The report notes that AI Laggards are 18% more likely to face organisational and process barriers, 17% more likely to struggle with algorithm implementation due to data limitations, and 10% more likely to encounter technology constraints, including security risks, responsible AI challenges and limited local GPU availability.

Those constraints are not unique to the region; they reflect global competition over chips, cloud infrastructure and export policy, particularly as the United States, China and the European Union tighten controls around advanced computing technologies.

Agentic AI and the Next Layer of Complexity

The study also highlights that 38% of GCC organisations are experimenting with agentic AI systems, compared with a global average of 46%, and that the share of value generated from these initiatives is projected to increase from 17% to 29% by 2028.

Agentic systems, which are designed to execute tasks autonomously within defined parameters, promise efficiency gains but introduce questions around oversight, accountability and risk management that extend beyond technical implementation.

Wietse Bloemzaad, Managing Director & Partner at BCG X, acknowledges both the acceleration and the structural work required.

“While the GCC has demonstrated advanced digital maturity over recent years, we're witnessing remarkable acceleration in AI maturity, marking a fundamental commitment to AI as a core value creator,” Bloemzaad said. “However, the journey ahead requires addressing key organisational challenges, including cross-functional collaboration barriers and data quality issues, and moving beyond pilots toward enterprise-wide transformation.”

The reported eight-point surge in AI maturity between 2024 and 2025, which leaves AI capability trailing overall digital maturity by just two points, suggests acceleration rather than plateau.

Leadership in a Moving Global Market

The UAE’s claim to AI leadership is supported by measurable indicators in scaling rates, budget allocation and public sector deployment, yet leadership in artificial intelligence is not static, because it depends on sustained access to compute capacity, talent pipelines, regulatory alignment and global semiconductor supply chains that remain politically contested.
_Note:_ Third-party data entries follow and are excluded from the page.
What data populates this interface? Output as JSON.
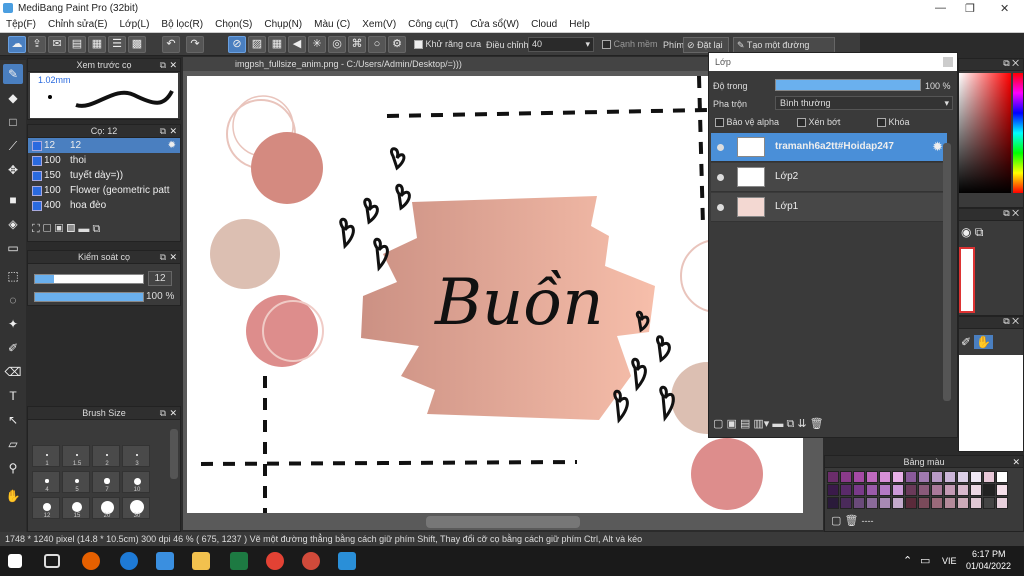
{
  "window": {
    "title": "MediBang Paint Pro (32bit)",
    "min": "—",
    "max": "❐",
    "close": "✕"
  },
  "menu": [
    "Tệp(F)",
    "Chỉnh sửa(E)",
    "Lớp(L)",
    "Bộ lọc(R)",
    "Chọn(S)",
    "Chụp(N)",
    "Màu (C)",
    "Xem(V)",
    "Công cụ(T)",
    "Cửa sổ(W)",
    "Cloud",
    "Help"
  ],
  "toolbar": {
    "antialias_label": "Khử răng cưa",
    "adjust_label": "Điều chỉnh",
    "adjust_value": "40",
    "edge_label": "Cạnh mềm",
    "key_label": "Phím",
    "reset_label": "Đặt lại",
    "line_label": "Tạo một đường thẳng"
  },
  "brush_preview": {
    "title": "Xem trước cọ",
    "size": "1.02mm"
  },
  "brush_list": {
    "title": "Cọ: 12",
    "items": [
      {
        "n": "12",
        "name": "12",
        "selected": true
      },
      {
        "n": "100",
        "name": "thoi",
        "selected": false
      },
      {
        "n": "150",
        "name": "tuyết dày=))",
        "selected": false
      },
      {
        "n": "100",
        "name": "Flower (geometric patt",
        "selected": false
      },
      {
        "n": "400",
        "name": "hoa đèo",
        "selected": false
      }
    ]
  },
  "brush_control": {
    "title": "Kiểm soát cọ",
    "size_value": "12",
    "opacity_value": "100 %",
    "opacity_fraction": 1.0,
    "size_fraction": 0.18
  },
  "brush_size": {
    "title": "Brush Size",
    "labels": [
      "1",
      "1.5",
      "2",
      "3",
      "4",
      "5",
      "7",
      "10",
      "12",
      "15",
      "20",
      "30"
    ]
  },
  "document": {
    "tab": "imgpsh_fullsize_anim.png - C:/Users/Admin/Desktop/=)))",
    "artwork_text": "Buồn"
  },
  "layer_panel": {
    "title": "Lớp",
    "opacity_label": "Độ trong",
    "opacity_value": "100 %",
    "opacity_fraction": 1.0,
    "blend_label": "Pha trộn",
    "blend_value": "Bình thường",
    "alpha_label": "Bảo vệ alpha",
    "clip_label": "Xén bớt",
    "lock_label": "Khóa",
    "layers": [
      {
        "name": "tramanh6a2tt#Hoidap247",
        "selected": true
      },
      {
        "name": "Lớp2",
        "selected": false
      },
      {
        "name": "Lớp1",
        "selected": false
      }
    ]
  },
  "palette": {
    "title": "Bảng màu",
    "separator": "----"
  },
  "status": {
    "text": "1748 * 1240 pixel   (14.8 * 10.5cm)   300 dpi   46 %   ( 675, 1237 )   Vẽ một đường thẳng bằng cách giữ phím Shift, Thay đổi cỡ cọ bằng cách giữ phím Ctrl, Alt và kéo"
  },
  "taskbar": {
    "lang": "VIE",
    "time": "6:17 PM",
    "date": "01/04/2022"
  }
}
Artificial intelligence is increasingly embedded in capital expenditure decisions and operating models across the country’s corporate landscape, but the ultimate test will not be maturity scores or survey benchmarks; it will be whether these systems generate durable productivity growth, diversified revenue streams and resilience in a global technology economy that remains volatile, capital-intensive and shaped by forces far beyond any single national strategy.